Living organisms are constantly exposed to reactive oxygen species that can damage proteins. This means that several carbonylated proteins are normally present under physiologic conditions (34). In plasma, free thiol and sulfhydryl groups are quantitatively the most important scavengers of virtually all kinds of oxidants and are known to be largely located on albumin and α-fetoprotein (35). We previously demonstrated decreased availability of sulfhydryl groups in red blood cells of newborns, which contributed to the susceptibility of these cells to the effect of oxidative agents (36). Among the various plasma factors, free thiols and sulfhydryl groups located on albumin and α-fetoprotein are the main contributors to plasma redox power; this may be an explanation for increased susceptibility to oxidation in a metal-dependent oxidizing system.

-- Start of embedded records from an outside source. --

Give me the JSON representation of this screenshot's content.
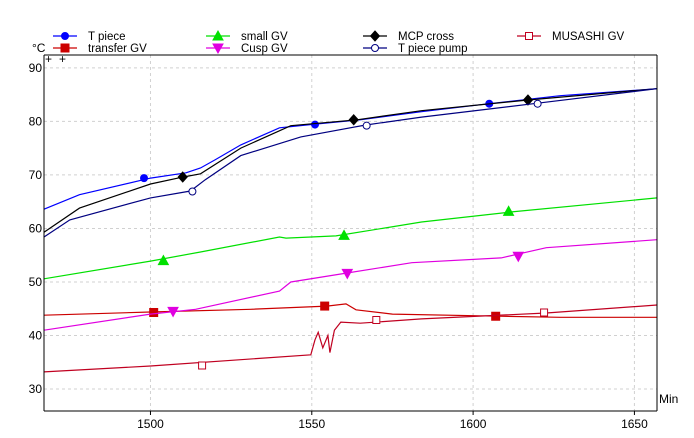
{
  "chart_data": {
    "type": "line",
    "title": "",
    "xlabel": "Min",
    "ylabel": "°C",
    "xlim": [
      1467,
      1657
    ],
    "ylim": [
      25.9,
      92.4
    ],
    "x_ticks": [
      1500,
      1550,
      1600,
      1650
    ],
    "x_tick_labels": [
      "1500",
      "1550",
      "1600",
      "1650"
    ],
    "y_ticks": [
      30,
      40,
      50,
      60,
      70,
      80,
      90
    ],
    "y_tick_labels": [
      "30",
      "40",
      "50",
      "60",
      "70",
      "80",
      "90"
    ],
    "grid": true,
    "legend_position": "top",
    "corner_marks": [
      "+",
      "+"
    ],
    "series": [
      {
        "name": "T piece",
        "color": "#0000ff",
        "marker": "filled-circle",
        "points": [
          [
            1467,
            63.6
          ],
          [
            1478,
            66.3
          ],
          [
            1500,
            69.4
          ],
          [
            1511,
            70.4
          ],
          [
            1515.5,
            71.3
          ],
          [
            1520,
            72.8
          ],
          [
            1528,
            75.6
          ],
          [
            1540,
            78.8
          ],
          [
            1551,
            79.5
          ],
          [
            1565,
            80.3
          ],
          [
            1584,
            81.8
          ],
          [
            1605,
            83.3
          ],
          [
            1627,
            84.8
          ],
          [
            1657,
            86.1
          ]
        ],
        "markers": [
          [
            1498,
            69.4
          ],
          [
            1551,
            79.4
          ],
          [
            1605,
            83.3
          ]
        ]
      },
      {
        "name": "transfer GV",
        "color": "#cc0000",
        "marker": "filled-square",
        "points": [
          [
            1467,
            43.8
          ],
          [
            1500,
            44.4
          ],
          [
            1531,
            44.9
          ],
          [
            1554.7,
            45.5
          ],
          [
            1560.6,
            45.9
          ],
          [
            1563.7,
            44.8
          ],
          [
            1575,
            44.0
          ],
          [
            1608,
            43.6
          ],
          [
            1627,
            43.4
          ],
          [
            1657,
            43.4
          ]
        ],
        "markers": [
          [
            1501,
            44.3
          ],
          [
            1554,
            45.5
          ],
          [
            1607,
            43.6
          ]
        ]
      },
      {
        "name": "small GV",
        "color": "#00e000",
        "marker": "filled-triangle-up",
        "points": [
          [
            1467,
            50.6
          ],
          [
            1500,
            53.9
          ],
          [
            1515.5,
            55.6
          ],
          [
            1540,
            58.4
          ],
          [
            1542,
            58.2
          ],
          [
            1557.5,
            58.6
          ],
          [
            1584,
            61.2
          ],
          [
            1612,
            63.1
          ],
          [
            1657,
            65.7
          ]
        ],
        "markers": [
          [
            1504,
            54.0
          ],
          [
            1560,
            58.7
          ],
          [
            1611,
            63.2
          ]
        ]
      },
      {
        "name": "Cusp GV",
        "color": "#e000e0",
        "marker": "filled-triangle-down",
        "points": [
          [
            1467,
            41.0
          ],
          [
            1500,
            44.0
          ],
          [
            1514,
            44.9
          ],
          [
            1540,
            48.3
          ],
          [
            1543.5,
            50.0
          ],
          [
            1559,
            51.5
          ],
          [
            1581,
            53.6
          ],
          [
            1608.7,
            54.5
          ],
          [
            1622.7,
            56.4
          ],
          [
            1657,
            57.9
          ]
        ],
        "markers": [
          [
            1507,
            44.5
          ],
          [
            1561,
            51.6
          ],
          [
            1614,
            54.8
          ]
        ]
      },
      {
        "name": "MCP cross",
        "color": "#000000",
        "marker": "filled-diamond",
        "points": [
          [
            1467,
            59.3
          ],
          [
            1478,
            63.8
          ],
          [
            1500,
            68.3
          ],
          [
            1510,
            69.6
          ],
          [
            1515.5,
            70.2
          ],
          [
            1528,
            75.0
          ],
          [
            1543.5,
            79.2
          ],
          [
            1564,
            80.3
          ],
          [
            1584,
            82.0
          ],
          [
            1617,
            84.0
          ],
          [
            1657,
            86.1
          ]
        ],
        "markers": [
          [
            1510,
            69.6
          ],
          [
            1563,
            80.3
          ],
          [
            1617,
            84.0
          ]
        ]
      },
      {
        "name": "T piece pump",
        "color": "#000080",
        "marker": "open-circle",
        "points": [
          [
            1467,
            58.4
          ],
          [
            1475,
            61.6
          ],
          [
            1500,
            65.7
          ],
          [
            1512.4,
            67.0
          ],
          [
            1517,
            69.1
          ],
          [
            1528,
            73.6
          ],
          [
            1546.6,
            77.1
          ],
          [
            1566.5,
            79.3
          ],
          [
            1584,
            80.8
          ],
          [
            1620,
            83.4
          ],
          [
            1657,
            86.1
          ]
        ],
        "markers": [
          [
            1513,
            66.9
          ],
          [
            1567,
            79.2
          ],
          [
            1620,
            83.3
          ]
        ]
      },
      {
        "name": "MUSASHI GV",
        "color": "#c00020",
        "marker": "open-square",
        "points": [
          [
            1467,
            33.2
          ],
          [
            1500,
            34.3
          ],
          [
            1549.7,
            36.4
          ],
          [
            1551,
            39.2
          ],
          [
            1552,
            40.6
          ],
          [
            1553.4,
            37.7
          ],
          [
            1555,
            40.0
          ],
          [
            1555.6,
            36.8
          ],
          [
            1557,
            41.0
          ],
          [
            1559,
            42.5
          ],
          [
            1565,
            42.3
          ],
          [
            1584,
            43.1
          ],
          [
            1622.7,
            44.2
          ],
          [
            1657,
            45.7
          ]
        ],
        "markers": [
          [
            1516,
            34.4
          ],
          [
            1570,
            42.9
          ],
          [
            1622,
            44.3
          ]
        ]
      }
    ]
  }
}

These data are in line with a recent report (37) in which Western blot was used to demonstrate that albumin was the main plasma protein modified by OS in patients with chronic renal failure. Since albumin is a major extracellular antioxidant, its susceptibility to oxidation suggests that albumin, as carrier of NPBI in plasma, is the major target of NPBI-induced OS. Oxidation of albumin can therefore be expected to decrease plasma antioxidant defenses and increase the likelihood of tissue damage due to OS in the newborn. This finding is extremely relevant to clinical practice suggesting a role for NPBI chelators in decreasing neonatal oxidative stress (38).